NP: The most well-known expression coming out of this movement has been “Black Lives Matter,” which shares an acronym with the Black Liberation Movement. How would you describe this movement in terms of civil and human rights versus revolutionary Black Nationalism? What does Black Nationalism mean in the context of neoliberal capitalism and the fact that the United States will be majority minority at some point?

KA: Black Lives Matter must be understood as a multi-tendency formation and budding movement. In my opinion it should be contrasted with the Black Liberation Movement, but must be seen as an expression of this long movement. Black Lives Matter, as both organization and movement, is still growing and still defining itself.

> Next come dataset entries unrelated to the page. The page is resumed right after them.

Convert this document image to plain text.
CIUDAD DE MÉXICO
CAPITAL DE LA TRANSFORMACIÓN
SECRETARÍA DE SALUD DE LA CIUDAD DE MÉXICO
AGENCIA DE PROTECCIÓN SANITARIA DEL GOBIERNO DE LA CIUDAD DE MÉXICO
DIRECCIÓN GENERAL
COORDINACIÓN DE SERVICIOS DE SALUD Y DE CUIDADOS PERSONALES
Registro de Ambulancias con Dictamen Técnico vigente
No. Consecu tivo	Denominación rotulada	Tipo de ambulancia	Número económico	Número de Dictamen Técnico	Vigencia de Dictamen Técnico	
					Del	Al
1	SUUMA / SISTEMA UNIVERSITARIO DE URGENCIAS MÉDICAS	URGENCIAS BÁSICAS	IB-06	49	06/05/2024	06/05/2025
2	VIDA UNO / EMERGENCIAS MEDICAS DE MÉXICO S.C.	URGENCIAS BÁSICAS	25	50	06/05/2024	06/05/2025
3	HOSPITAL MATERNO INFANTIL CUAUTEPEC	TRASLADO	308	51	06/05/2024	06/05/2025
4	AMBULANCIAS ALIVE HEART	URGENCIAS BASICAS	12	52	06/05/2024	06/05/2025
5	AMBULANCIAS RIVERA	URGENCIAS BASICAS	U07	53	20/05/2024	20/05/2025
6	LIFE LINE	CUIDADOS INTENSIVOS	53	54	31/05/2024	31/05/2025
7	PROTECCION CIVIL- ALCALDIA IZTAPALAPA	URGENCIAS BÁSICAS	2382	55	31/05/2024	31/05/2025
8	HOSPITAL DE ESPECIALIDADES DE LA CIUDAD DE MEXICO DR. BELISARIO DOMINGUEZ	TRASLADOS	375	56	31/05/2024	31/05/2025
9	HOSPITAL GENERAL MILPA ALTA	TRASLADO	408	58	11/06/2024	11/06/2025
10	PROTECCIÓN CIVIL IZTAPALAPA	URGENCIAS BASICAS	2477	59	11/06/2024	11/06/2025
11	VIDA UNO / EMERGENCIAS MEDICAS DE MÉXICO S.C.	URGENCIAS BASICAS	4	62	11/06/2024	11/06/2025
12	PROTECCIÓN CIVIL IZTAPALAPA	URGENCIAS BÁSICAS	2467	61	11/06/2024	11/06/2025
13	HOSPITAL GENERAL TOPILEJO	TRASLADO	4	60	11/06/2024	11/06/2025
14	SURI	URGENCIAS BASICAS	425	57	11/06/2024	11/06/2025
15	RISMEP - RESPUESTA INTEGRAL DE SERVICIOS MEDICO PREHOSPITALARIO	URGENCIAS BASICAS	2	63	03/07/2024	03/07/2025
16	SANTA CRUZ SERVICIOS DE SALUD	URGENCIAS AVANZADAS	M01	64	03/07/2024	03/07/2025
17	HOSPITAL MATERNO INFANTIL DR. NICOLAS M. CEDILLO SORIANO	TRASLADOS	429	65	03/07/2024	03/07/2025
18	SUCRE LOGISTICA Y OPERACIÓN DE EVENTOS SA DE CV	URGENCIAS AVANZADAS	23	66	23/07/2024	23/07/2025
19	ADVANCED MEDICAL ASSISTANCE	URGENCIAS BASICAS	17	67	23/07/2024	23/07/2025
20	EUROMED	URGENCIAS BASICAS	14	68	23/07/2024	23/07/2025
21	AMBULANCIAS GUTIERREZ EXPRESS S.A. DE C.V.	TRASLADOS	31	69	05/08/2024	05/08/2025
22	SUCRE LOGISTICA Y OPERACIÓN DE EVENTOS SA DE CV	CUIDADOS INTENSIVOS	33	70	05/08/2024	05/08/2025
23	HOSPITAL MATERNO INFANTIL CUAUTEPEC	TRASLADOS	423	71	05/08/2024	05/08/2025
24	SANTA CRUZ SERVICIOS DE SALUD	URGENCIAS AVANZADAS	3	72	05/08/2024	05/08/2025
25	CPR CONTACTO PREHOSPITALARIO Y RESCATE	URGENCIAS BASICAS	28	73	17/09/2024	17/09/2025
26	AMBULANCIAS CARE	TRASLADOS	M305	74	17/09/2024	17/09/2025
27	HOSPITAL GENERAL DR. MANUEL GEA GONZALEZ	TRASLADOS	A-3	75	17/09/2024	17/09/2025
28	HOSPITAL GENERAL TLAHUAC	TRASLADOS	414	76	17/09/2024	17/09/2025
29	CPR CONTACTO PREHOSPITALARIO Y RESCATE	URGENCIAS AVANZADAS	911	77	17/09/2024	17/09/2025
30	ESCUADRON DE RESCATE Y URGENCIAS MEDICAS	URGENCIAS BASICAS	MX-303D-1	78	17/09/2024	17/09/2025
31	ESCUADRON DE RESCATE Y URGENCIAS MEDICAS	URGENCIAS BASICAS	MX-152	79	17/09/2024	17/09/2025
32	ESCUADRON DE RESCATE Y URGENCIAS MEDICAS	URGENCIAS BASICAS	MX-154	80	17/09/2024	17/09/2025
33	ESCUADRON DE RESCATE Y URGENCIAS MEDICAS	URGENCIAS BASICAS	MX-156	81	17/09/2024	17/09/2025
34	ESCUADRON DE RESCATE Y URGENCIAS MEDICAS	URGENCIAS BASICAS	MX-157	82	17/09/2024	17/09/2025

It has developed some demands, but these are still very much in flux and advancing (or contracting, depending on chapter and context, as I understand it) with each passing day, and each emerging location of struggle—as can be seen from its recent responses to the Baltimore rebellion. Its most distinguishing feature and contribution to date, I think, has been an elevation and highlighting of women’s and queer struggles within the Black community. In this regard it is simultaneously an internal challenge to the community itself as well as an external challenge to the society at large, both of which are needed. 

Now, Black Lives Matter as an organization has radical leadership, who I know are all committed anti-capitalists and anti-imperialists. However, moving the organization and the movement in this direction is going to be a struggle and it is going to take some time. The overall weakness of anti-capitalist, anti-colonial, and anti-imperialist movements in the United States means that the broad base that the organization is drawing from has little experience with these radical ideologies and social systems. We’ve confronted this limitation within MXGM for over 25 years, so we know the challenges. But, this is a new moment where folks are learning more in a few days then most typically learn in decades. So, one shouldn’t discount where this movement might land in terms of its politics and ideology. It’s too premature to do that. 

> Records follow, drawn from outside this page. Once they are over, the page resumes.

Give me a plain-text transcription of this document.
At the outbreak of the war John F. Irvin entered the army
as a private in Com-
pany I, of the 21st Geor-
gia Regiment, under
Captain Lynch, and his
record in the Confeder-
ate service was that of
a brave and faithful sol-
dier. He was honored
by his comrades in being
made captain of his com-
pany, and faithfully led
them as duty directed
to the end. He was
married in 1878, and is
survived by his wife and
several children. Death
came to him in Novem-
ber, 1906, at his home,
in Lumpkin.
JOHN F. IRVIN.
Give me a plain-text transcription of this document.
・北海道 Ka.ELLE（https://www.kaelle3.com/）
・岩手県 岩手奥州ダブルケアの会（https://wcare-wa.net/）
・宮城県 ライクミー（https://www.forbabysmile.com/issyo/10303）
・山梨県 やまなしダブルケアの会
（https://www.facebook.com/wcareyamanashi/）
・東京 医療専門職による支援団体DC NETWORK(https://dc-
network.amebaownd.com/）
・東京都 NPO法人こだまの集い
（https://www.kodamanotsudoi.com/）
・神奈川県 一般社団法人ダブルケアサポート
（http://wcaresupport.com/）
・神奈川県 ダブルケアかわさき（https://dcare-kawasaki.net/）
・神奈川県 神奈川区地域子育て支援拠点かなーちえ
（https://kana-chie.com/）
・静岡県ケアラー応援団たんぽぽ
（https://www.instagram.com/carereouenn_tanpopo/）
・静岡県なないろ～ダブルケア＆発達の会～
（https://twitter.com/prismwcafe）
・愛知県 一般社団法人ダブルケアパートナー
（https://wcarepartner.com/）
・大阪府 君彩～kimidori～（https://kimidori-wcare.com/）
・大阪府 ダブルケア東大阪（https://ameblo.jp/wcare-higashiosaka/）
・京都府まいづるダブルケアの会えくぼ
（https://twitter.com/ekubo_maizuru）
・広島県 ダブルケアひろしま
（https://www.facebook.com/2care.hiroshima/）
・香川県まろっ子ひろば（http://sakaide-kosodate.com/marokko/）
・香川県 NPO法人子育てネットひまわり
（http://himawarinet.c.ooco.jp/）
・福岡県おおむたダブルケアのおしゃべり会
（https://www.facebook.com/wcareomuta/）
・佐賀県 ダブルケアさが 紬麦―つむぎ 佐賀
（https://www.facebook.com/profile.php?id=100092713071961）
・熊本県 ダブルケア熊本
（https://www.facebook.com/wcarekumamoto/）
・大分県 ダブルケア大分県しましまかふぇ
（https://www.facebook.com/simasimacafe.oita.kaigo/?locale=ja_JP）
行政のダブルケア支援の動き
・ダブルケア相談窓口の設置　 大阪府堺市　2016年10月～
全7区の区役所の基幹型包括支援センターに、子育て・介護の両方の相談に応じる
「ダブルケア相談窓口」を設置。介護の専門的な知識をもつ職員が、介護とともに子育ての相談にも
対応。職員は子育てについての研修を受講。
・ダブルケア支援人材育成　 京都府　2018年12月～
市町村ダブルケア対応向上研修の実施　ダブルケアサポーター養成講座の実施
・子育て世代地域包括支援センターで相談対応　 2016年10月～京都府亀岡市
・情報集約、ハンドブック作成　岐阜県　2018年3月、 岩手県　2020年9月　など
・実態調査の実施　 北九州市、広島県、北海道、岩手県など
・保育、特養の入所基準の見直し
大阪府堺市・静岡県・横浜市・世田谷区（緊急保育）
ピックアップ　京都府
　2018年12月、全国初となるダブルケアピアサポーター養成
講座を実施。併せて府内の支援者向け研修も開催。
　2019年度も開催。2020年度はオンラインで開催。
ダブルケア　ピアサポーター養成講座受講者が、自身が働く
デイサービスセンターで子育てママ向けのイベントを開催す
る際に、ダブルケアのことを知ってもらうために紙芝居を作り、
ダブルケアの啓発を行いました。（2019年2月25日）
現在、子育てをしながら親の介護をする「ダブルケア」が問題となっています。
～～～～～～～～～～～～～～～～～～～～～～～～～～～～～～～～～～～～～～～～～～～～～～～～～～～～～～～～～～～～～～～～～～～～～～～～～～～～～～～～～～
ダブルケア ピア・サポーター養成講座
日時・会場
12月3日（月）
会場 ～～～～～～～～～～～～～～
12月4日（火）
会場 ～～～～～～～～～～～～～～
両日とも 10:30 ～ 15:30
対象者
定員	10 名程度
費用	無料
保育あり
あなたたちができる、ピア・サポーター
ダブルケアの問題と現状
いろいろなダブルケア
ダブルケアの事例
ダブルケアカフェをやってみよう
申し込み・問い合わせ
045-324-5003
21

That said, the movement is contending with the dominant accommodationist tendency that exists within Black politics. The organization and the movement have had to contend with efforts to distort and water down the meaning of the slogan and with its appropriation to advance narrow demands by many of the established civil rights groups. How the organization and the movement deals with this struggle will be telling, because the pull of the accommodationist forces and the capitalist and Democratic Party forces that back them is very, very strong. All I can say is that for my part, I’m going to continue engaging and encouraging this organization, and the many organizations that developed since the Ferguson rebellion, to adopt revolutionary ideology and politics and not become appendages of the Democratic Party.